The PR battle is probably just beginning.

Just hours before it was to go into effect New York City’s ban on big sugary beverages was struck down by New York State Supreme Court Justice Milton Tingling. He called the rules “arbitrary and capricious."

After New York proposed the ban last year, a group led by the American Beverage Association sued the city.

New York City Mayor Michael Bloomberg, who proposed the ground-breaking rule, has vowed to continue the fight. But so, too, will soda manufacturers and restaurants owners who argue that the ban encroaches on freedom of choice.

Michael W. Robinson, a senior VP at Levick Strategic Communications and chair of the firm’s Corporate & Public Affairs practice, provided several tips on how communicators can regroup when it comes to issues management.

1. On-the-ground resources are essential. Whether they are parents, small business owners or community leaders, your partners on the ground remain your best source of intelligence and the access point by which you have the ability to reach larger audiences. Cultivate relationships with influential locals who can act as your eyes, ears and mouth.

2. Inject SEM into your paid media strategy. Today’s audiences turn first to the search engines for information. Search engine marketing (SEM) that ranks your messages above adversaries’ is imperative and can be applied immediately.
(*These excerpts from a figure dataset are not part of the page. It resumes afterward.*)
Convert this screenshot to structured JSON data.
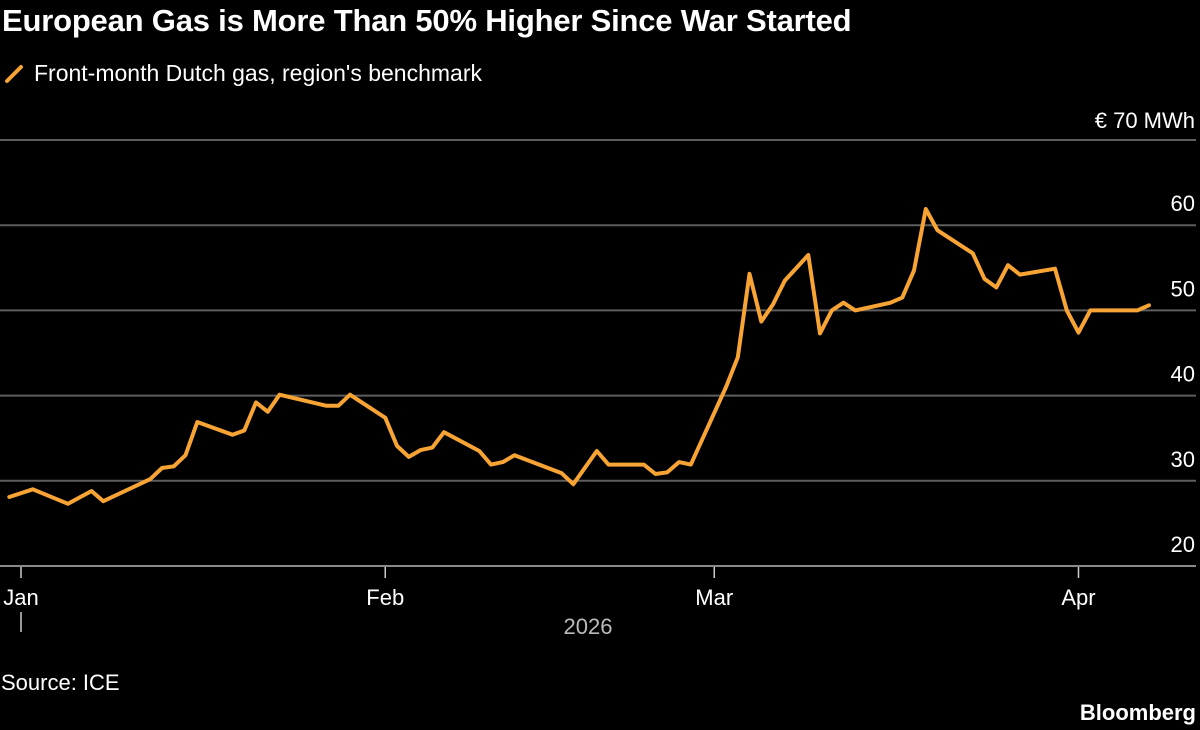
{
  "title": "European Gas is More Than 50% Higher Since War Started",
  "legend": {
    "label": "Front-month Dutch gas, region's benchmark",
    "color": "#f7a435"
  },
  "unit_label": "€ 70 MWh",
  "source": "Source: ICE",
  "brand": "Bloomberg",
  "chart_data": {
    "type": "line",
    "title": "European Gas is More Than 50% Higher Since War Started",
    "xlabel": "2026",
    "ylabel": "€ MWh",
    "ylim": [
      20,
      70
    ],
    "yticks": [
      20,
      30,
      40,
      50,
      60,
      70
    ],
    "ytick_labels": [
      "20",
      "30",
      "40",
      "50",
      "60",
      "€ 70 MWh"
    ],
    "xticks": [
      {
        "date": "2026-01-01",
        "label": "Jan"
      },
      {
        "date": "2026-02-01",
        "label": "Feb"
      },
      {
        "date": "2026-03-01",
        "label": "Mar"
      },
      {
        "date": "2026-04-01",
        "label": "Apr"
      }
    ],
    "year_label": "2026",
    "grid": true,
    "legend_position": "top-left",
    "series": [
      {
        "name": "Front-month Dutch gas, region's benchmark",
        "color": "#f7a435",
        "points": [
          [
            "2025-12-31",
            28.1
          ],
          [
            "2026-01-02",
            29.0
          ],
          [
            "2026-01-05",
            27.3
          ],
          [
            "2026-01-07",
            28.8
          ],
          [
            "2026-01-08",
            27.6
          ],
          [
            "2026-01-12",
            30.2
          ],
          [
            "2026-01-13",
            31.5
          ],
          [
            "2026-01-14",
            31.7
          ],
          [
            "2026-01-15",
            33.0
          ],
          [
            "2026-01-16",
            36.9
          ],
          [
            "2026-01-19",
            35.4
          ],
          [
            "2026-01-20",
            35.9
          ],
          [
            "2026-01-21",
            39.2
          ],
          [
            "2026-01-22",
            38.1
          ],
          [
            "2026-01-23",
            40.1
          ],
          [
            "2026-01-27",
            38.8
          ],
          [
            "2026-01-28",
            38.8
          ],
          [
            "2026-01-29",
            40.1
          ],
          [
            "2026-01-30",
            39.2
          ],
          [
            "2026-02-01",
            37.4
          ],
          [
            "2026-02-02",
            34.1
          ],
          [
            "2026-02-03",
            32.8
          ],
          [
            "2026-02-04",
            33.6
          ],
          [
            "2026-02-05",
            33.9
          ],
          [
            "2026-02-06",
            35.7
          ],
          [
            "2026-02-09",
            33.5
          ],
          [
            "2026-02-10",
            31.9
          ],
          [
            "2026-02-11",
            32.2
          ],
          [
            "2026-02-12",
            33.0
          ],
          [
            "2026-02-16",
            30.9
          ],
          [
            "2026-02-17",
            29.6
          ],
          [
            "2026-02-19",
            33.5
          ],
          [
            "2026-02-20",
            31.9
          ],
          [
            "2026-02-23",
            31.9
          ],
          [
            "2026-02-24",
            30.8
          ],
          [
            "2026-02-25",
            31.0
          ],
          [
            "2026-02-26",
            32.2
          ],
          [
            "2026-02-27",
            31.9
          ],
          [
            "2026-03-02",
            41.0
          ],
          [
            "2026-03-03",
            44.5
          ],
          [
            "2026-03-04",
            54.3
          ],
          [
            "2026-03-05",
            48.7
          ],
          [
            "2026-03-06",
            50.7
          ],
          [
            "2026-03-07",
            53.5
          ],
          [
            "2026-03-09",
            56.5
          ],
          [
            "2026-03-10",
            47.3
          ],
          [
            "2026-03-11",
            50.0
          ],
          [
            "2026-03-12",
            50.9
          ],
          [
            "2026-03-13",
            50.0
          ],
          [
            "2026-03-16",
            50.9
          ],
          [
            "2026-03-17",
            51.5
          ],
          [
            "2026-03-18",
            54.7
          ],
          [
            "2026-03-19",
            61.9
          ],
          [
            "2026-03-20",
            59.4
          ],
          [
            "2026-03-23",
            56.7
          ],
          [
            "2026-03-24",
            53.7
          ],
          [
            "2026-03-25",
            52.7
          ],
          [
            "2026-03-26",
            55.3
          ],
          [
            "2026-03-27",
            54.2
          ],
          [
            "2026-03-30",
            54.9
          ],
          [
            "2026-03-31",
            50.0
          ],
          [
            "2026-04-01",
            47.4
          ],
          [
            "2026-04-02",
            50.0
          ],
          [
            "2026-04-06",
            50.0
          ],
          [
            "2026-04-07",
            50.6
          ]
        ]
      }
    ]
  }
}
What people read first creates a perception against which contradictory messages must swim upstream.

3. Traditional media still matter. People still watch TV and they still listen to radio. Even better, as these media compete with the instant nature of the Internet, they are looking to fill scheduling holes—ones that you can fill.

4. Remember the regulators. With Congress and statehouses increasingly mired in political gridlock, regulators’ influence and ability to take decisive action grows—and they are just as susceptible to grassroots advocacy as their legislative counterparts.

5. There is still no substitute for a rally on the statehouse steps. While 1,000 e-mails in a legislator’s inbox certainly send a message, it pales in comparison to 1,000 constituents lined up outside his or her office. While we live in a digital world, digital outreach alone won’t get you across the finish line. Policy makers need to be shown, not just told, how their decisions impact constituents’ lives. A show of force accomplishes that goal, generating earned media in the process.